For me, horror is more of a stress release. A ghost terrorizes a family. A serial killer abducts some one. It is the entertainment I desire sense doing theses things in real life is very much frowned upon. Also, many of the horror short stories ive enjoyed the most, made no attempt at fear.
Ive been 20 yards from a cougar and it scared the hell out of me. The same event written out would not so much. sure, the writer could make it entertaining, but it would not scare me.
And of course there are aspects i try to avoid. namely theses would be Vampires, Zombies and Cannibals. The first two are way overdone and the last is just not appealing. If the only aim is to elicit the gross out factor, I'll pass. I dont do gross just for the sake of gross. I am far more tolerant of violence just for the sake of violence if its good. Good story trumps all.
Done right, the fear comes not from the cougar, but from fear the cougar might kill your favorite character. Few readers live in a place where cougars are a worry, but all of them can be frightened that a favorite character is about to become Kitten Chow.
A serial killer, I think, is different. Fear a favorite character will be killed still plays a part, but while most will never have to face a cougar, anyone can be the target of a serial killer. This, I think, is a good time to work real numbers into a story. Most people don't know there are from thirty-five to fifty serial killers still on the loose at any given time.

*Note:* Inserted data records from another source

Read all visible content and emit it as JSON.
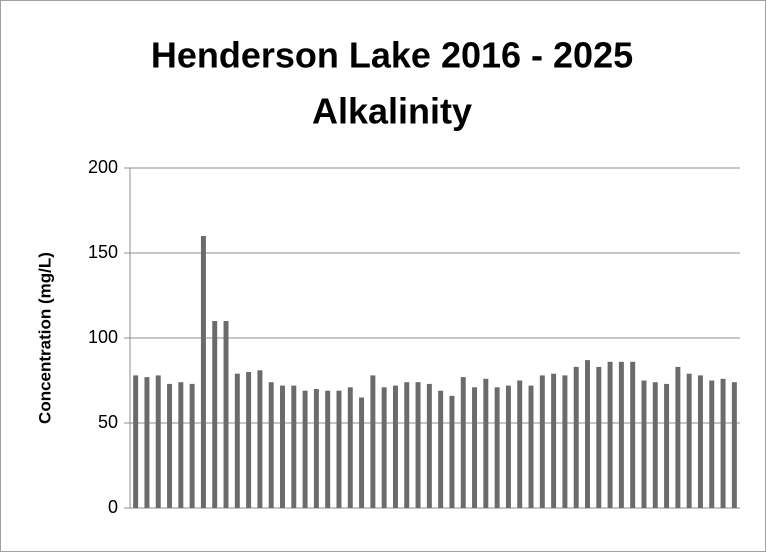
{
  "chart_data": {
    "type": "bar",
    "title": [
      "Henderson Lake 2016 - 2025",
      "Alkalinity"
    ],
    "y_label": "Concentration (mg/L)",
    "categories": [
      null,
      null,
      null,
      null,
      null,
      null,
      null,
      null,
      null,
      null,
      null,
      null,
      null,
      null,
      null,
      null,
      null,
      null,
      null,
      null,
      null,
      null,
      null,
      null,
      null,
      null,
      null,
      null,
      null,
      null,
      null,
      null,
      null,
      null,
      null,
      null,
      null,
      null,
      null,
      null,
      null,
      null,
      null,
      null,
      null,
      null,
      null,
      null,
      null,
      null,
      null,
      null,
      null,
      null
    ],
    "values": [
      78,
      77,
      78,
      73,
      74,
      73,
      160,
      110,
      110,
      79,
      80,
      81,
      74,
      72,
      72,
      69,
      70,
      69,
      69,
      71,
      65,
      78,
      71,
      72,
      74,
      74,
      73,
      69,
      66,
      77,
      71,
      76,
      71,
      72,
      75,
      72,
      78,
      79,
      78,
      83,
      87,
      83,
      86,
      86,
      86,
      75,
      74,
      73,
      83,
      79,
      78,
      75,
      76,
      74
    ],
    "color": "#6b6b6b",
    "ylim": [
      0,
      200
    ],
    "yticks": [
      0,
      50,
      100,
      150,
      200
    ],
    "grid": true
  }
}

This shouldn't frighten people, but I've found it usually does, so it's kind of a double whammy. I'm always looking for such things to work into a story.
An extremely common fear is having your children harmed. Not much scares me in real life. Not even a nose to nose encounter with a cougar or a bear, not free climbing cliffs, and not even being shot at.
But even a stray thought of someone harming my grandchildren terrifies me. True terror.
Anyway, I think you have to look at each type of situation a bit differently. You can scare the bejeebers out of readers without being scared yourself. Sometimes you make them afraid a favorite character will be killed, and sometimes you make them go check the locks on the door, or make them call to see if the grandkids are sleeping soundly.